Immediately Respond to Events

Along with detecting anomalous behavior, AI can potentially respond to an incident without direct interaction from a person. For example, if it spots a log-on attempt from a device in an unexpected location – such as another country where the company doesn’t have a presence – it could log off the suspicious user, disable a current password, and notify administrators of the event for further action. 

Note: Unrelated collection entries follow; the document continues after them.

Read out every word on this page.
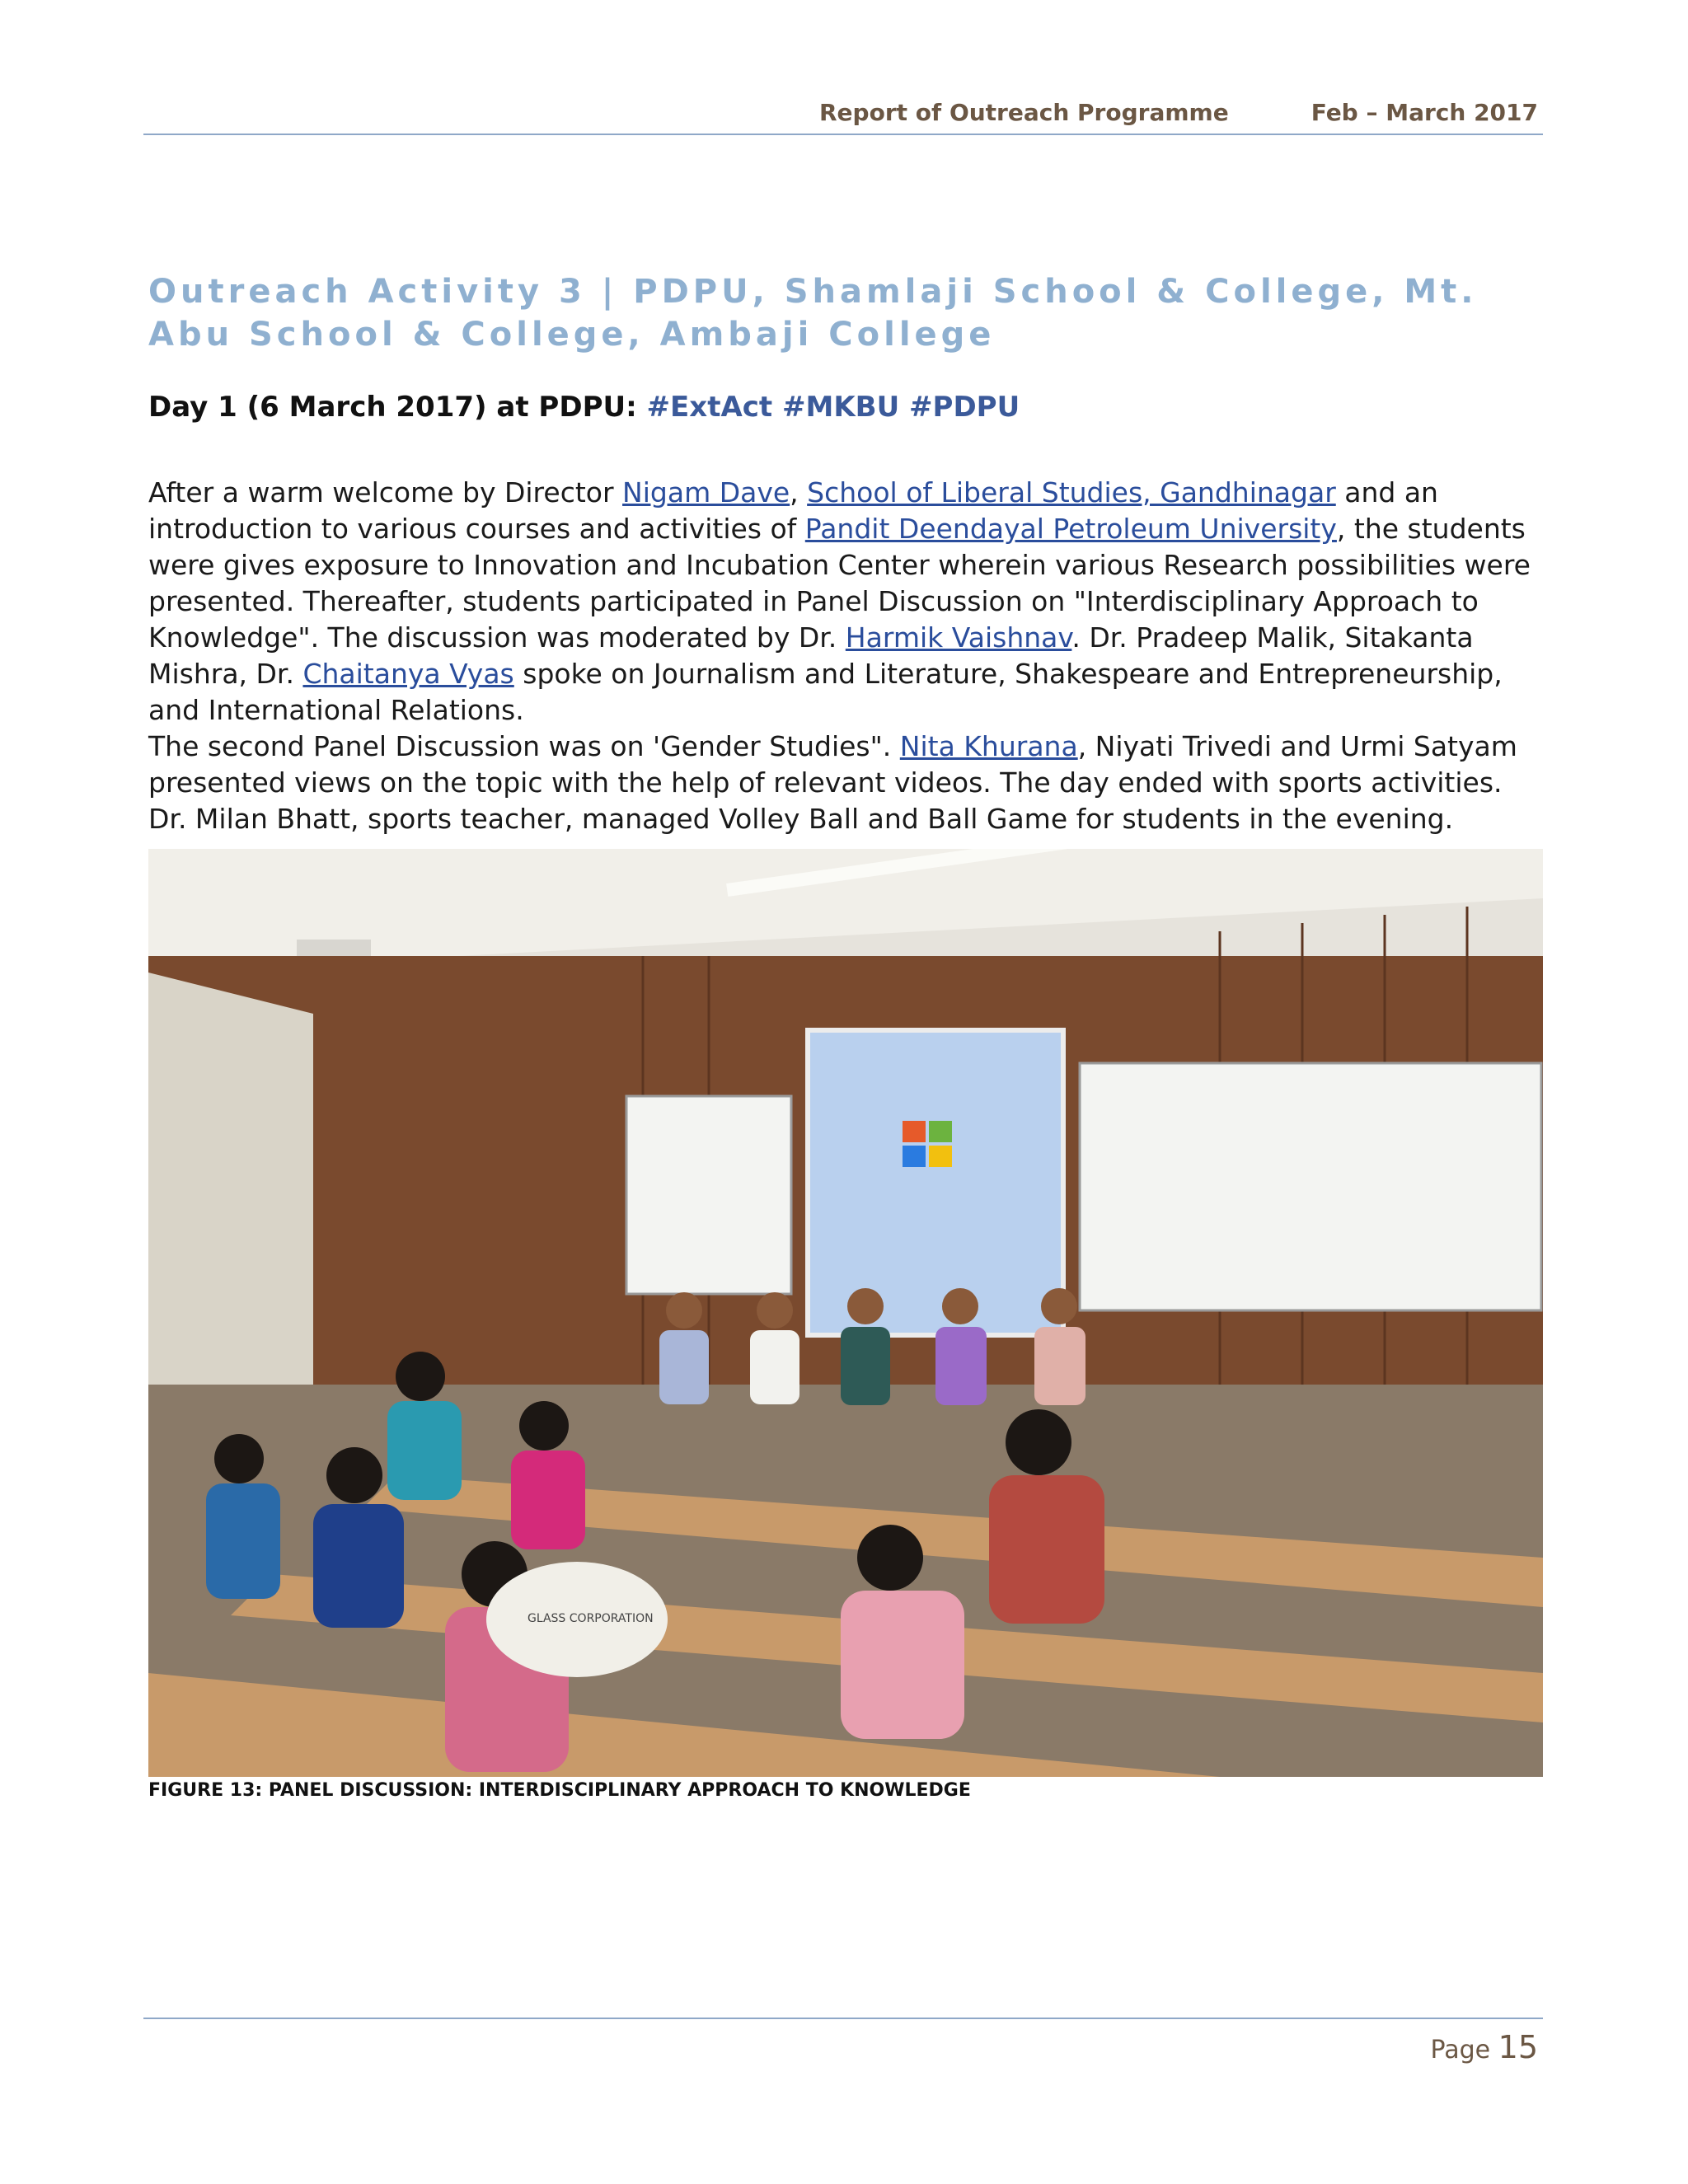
Report of Outreach Programme	Feb – March 2017
Outreach Activity 3 | PDPU, Shamlaji School & College, Mt. Abu School & College, Ambaji College
Day 1 (6 March 2017) at PDPU: #ExtAct #MKBU #PDPU

After a warm welcome by Director Nigam Dave, School of Liberal Studies, Gandhinagar and an introduction to various courses and activities of Pandit Deendayal Petroleum University, the students were gives exposure to Innovation and Incubation Center wherein various Research possibilities were presented. Thereafter, students participated in Panel Discussion on "Interdisciplinary Approach to Knowledge". The discussion was moderated by Dr. Harmik Vaishnav. Dr. Pradeep Malik, Sitakanta Mishra, Dr. Chaitanya Vyas spoke on Journalism and Literature, Shakespeare and Entrepreneurship, and International Relations.

The second Panel Discussion was on 'Gender Studies". Nita Khurana, Niyati Trivedi and Urmi Satyam presented views on the topic with the help of relevant videos. The day ended with sports activities. Dr. Milan Bhatt, sports teacher, managed Volley Ball and Ball Game for students in the evening.

GLASS CORPORATION
FIGURE 13: PANEL DISCUSSION: INTERDISCIPLINARY APPROACH TO KNOWLEDGE
Page 15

Spot Zero-Day Attacks and New Malware

Identifying zero-day attacks is particularly challenging, as the vulnerability isn’t always widely known. However, AI can use a variety of tools and techniques – including machine learning (ML) – that may allow it to spot activity that could indicate a zero-day attack is occurring or possible. Similarly, an AI may notice activity that indicates the presence of previously unseen malware. That could allow swifter action to occur, ensuring that new malware is addressed quickly to minimize damage or ongoing risk.

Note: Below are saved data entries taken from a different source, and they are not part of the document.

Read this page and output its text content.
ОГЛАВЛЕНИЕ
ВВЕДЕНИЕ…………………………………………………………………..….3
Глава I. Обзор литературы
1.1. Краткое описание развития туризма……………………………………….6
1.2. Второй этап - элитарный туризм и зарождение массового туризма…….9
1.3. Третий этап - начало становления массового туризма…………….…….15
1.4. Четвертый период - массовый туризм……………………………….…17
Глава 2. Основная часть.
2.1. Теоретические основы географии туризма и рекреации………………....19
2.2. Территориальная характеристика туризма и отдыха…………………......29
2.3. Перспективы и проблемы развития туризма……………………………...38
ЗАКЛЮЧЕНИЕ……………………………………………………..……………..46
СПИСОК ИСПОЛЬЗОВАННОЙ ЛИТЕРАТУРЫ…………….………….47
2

Receive Response Recommendations

Even if a company is uncomfortable with AI cybersecurity tools taking action on their own, AI can still prove useful. These solutions can produce recommendations regarding next steps if they detect suspicious behavior. That can then guide the efforts of IT team members tasked with addressing the concerning activity, potentially speeding up the time it takes to resolve the problem. 

The Cons of Using AI in Cybersecurity

Resource Intensive 

While AI can reduce the workloads of cybersecurity professionals, it often requires a substantial amount of computing resources to accomplish its tasks. For companies with limited resources, that can prove problematic. Using the AI tool could make resources unavailable for other daily activities, diminishing productivity. Alternatively, it could make investing in more resources a must, and that could come with a significant price tag.

False Positives

While AI solutions are highly capable, they’re not perfect. Some AI systems may incorrectly label activity as suspicious and then alert cybersecurity team members to an issue that isn’t actually a problem. If the AI is also programmed to take action on its own in response to anomalous behavior, then using the AI could create more work, not less.

Vulnerable Data Sets 

AI technologies are typically only as strong as the data sets used to train them. While most AI developers take precautions when incorporating data into these training libraries, they aren’t entirely impervious to interference or inaccuracy. That means there’s always a chance that an AI could generate inaccurate or biased results. Additionally, it’s potentially at risk of manipulation, both at the beginning and as ML causes it to adjust its behavior. 

Privacy Issues

Many AI-based systems are continuously learning, and they use current user input to grow and adapt. While that can help keep AI cybersecurity tools current, it can also lead to privacy concerns. The maker of the AI solution may be gathering data from the company’s using its AI systems. While their intent may not be malicious, that does create a potential data privacy issue.